Çocukluk masallarından ergenlikte okunan romantik serilere, Hollywood filmlerinden televizyon dizilerine neredeyse bütün kültür ürünleri bize aşkın hayatımızın merkezinde olması gerektiğini, “doğru kişi”yi bulmanın önemini anlatır. Sindrella, kötü kalpli kız kardeşleri ve üvey annesinin elinden bir prens sayesinde kurtulur; dizilerde erkek kahramanların anneleri oğullarının âşık olduğu kadından hoşlanmazsa türlü entrikalar çevirir, “öteki kadın”lar birilerinin kocalarını ayartmak için hazırda bekler… Liste uzar gider. Şüphesiz ataerkil kültürü içselleştirmiş böyle kadınlar gerçek hayatta da vardır, bunlar uzaydan gelmiş hikâyeler değil. Ama sanki bir şey eksik değil mi?

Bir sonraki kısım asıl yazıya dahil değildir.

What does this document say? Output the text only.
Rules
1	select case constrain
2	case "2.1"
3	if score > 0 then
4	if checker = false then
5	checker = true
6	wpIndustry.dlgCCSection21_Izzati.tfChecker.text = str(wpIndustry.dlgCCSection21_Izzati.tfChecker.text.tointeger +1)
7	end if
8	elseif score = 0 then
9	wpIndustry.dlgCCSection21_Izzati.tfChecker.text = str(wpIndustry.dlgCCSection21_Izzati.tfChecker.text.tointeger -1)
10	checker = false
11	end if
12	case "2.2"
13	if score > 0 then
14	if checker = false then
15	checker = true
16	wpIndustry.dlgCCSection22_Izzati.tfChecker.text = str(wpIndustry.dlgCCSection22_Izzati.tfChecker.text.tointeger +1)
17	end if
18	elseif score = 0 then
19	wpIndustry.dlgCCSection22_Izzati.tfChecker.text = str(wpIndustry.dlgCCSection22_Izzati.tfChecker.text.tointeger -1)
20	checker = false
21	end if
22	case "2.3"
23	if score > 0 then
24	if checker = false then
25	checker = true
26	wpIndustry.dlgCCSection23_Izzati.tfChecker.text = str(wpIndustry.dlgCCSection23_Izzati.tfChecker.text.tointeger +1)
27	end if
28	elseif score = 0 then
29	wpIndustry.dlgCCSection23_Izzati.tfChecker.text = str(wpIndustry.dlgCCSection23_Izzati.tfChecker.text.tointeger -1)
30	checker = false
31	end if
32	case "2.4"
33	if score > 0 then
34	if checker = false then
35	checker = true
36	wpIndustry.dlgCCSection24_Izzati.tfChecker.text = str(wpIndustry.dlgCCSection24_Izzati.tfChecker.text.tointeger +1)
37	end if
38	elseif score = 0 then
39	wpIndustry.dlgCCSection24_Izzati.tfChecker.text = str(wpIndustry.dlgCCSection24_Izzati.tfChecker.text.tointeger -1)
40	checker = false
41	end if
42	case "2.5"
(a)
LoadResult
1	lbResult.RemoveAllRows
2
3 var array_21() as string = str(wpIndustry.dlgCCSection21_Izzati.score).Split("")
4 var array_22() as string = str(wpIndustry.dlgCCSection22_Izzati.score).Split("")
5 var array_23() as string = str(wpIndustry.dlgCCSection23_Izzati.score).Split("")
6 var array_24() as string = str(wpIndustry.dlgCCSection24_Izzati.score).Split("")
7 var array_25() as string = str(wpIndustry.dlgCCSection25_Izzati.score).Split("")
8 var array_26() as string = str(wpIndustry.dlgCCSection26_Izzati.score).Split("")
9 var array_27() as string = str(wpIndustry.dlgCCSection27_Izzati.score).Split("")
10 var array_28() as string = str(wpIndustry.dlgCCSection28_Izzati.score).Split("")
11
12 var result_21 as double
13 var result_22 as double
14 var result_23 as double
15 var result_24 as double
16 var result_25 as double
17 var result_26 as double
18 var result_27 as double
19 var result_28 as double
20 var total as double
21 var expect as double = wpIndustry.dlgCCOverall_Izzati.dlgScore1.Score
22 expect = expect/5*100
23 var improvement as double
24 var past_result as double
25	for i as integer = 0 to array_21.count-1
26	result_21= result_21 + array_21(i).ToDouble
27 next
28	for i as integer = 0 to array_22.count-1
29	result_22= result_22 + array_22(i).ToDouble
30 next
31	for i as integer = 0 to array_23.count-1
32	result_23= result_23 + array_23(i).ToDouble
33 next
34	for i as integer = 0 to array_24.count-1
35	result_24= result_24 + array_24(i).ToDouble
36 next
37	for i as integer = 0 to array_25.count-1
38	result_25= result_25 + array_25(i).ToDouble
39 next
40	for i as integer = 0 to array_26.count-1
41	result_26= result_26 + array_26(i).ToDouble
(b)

Sürekli “kadın kadının kurdudur” diyen bu kültürel ortam, kadınların bir yandan birbirleriyle nasıl dayanıştıklarını, aslında “rakip” konumlara itilmelerine rağmen bu tuzağa düşmeyip birbirlerine destek olarak hayatlarındaki zorluklara çıkış kapıları araladıklarını görmezden gelir. Kadın arkadaşlıkların sağaltıcı etkisi üzerine çok fazla şey söylenmez. Oysa bu arkadaşlıklar, yakınlıklar, paylaşımlar içinde bulunduğumuz şiddet dolu ortamla nasıl başa çıkabileceğimize dair çok yararlı reçeteler sunar bize. Kadın, kadının yurdudur aslında.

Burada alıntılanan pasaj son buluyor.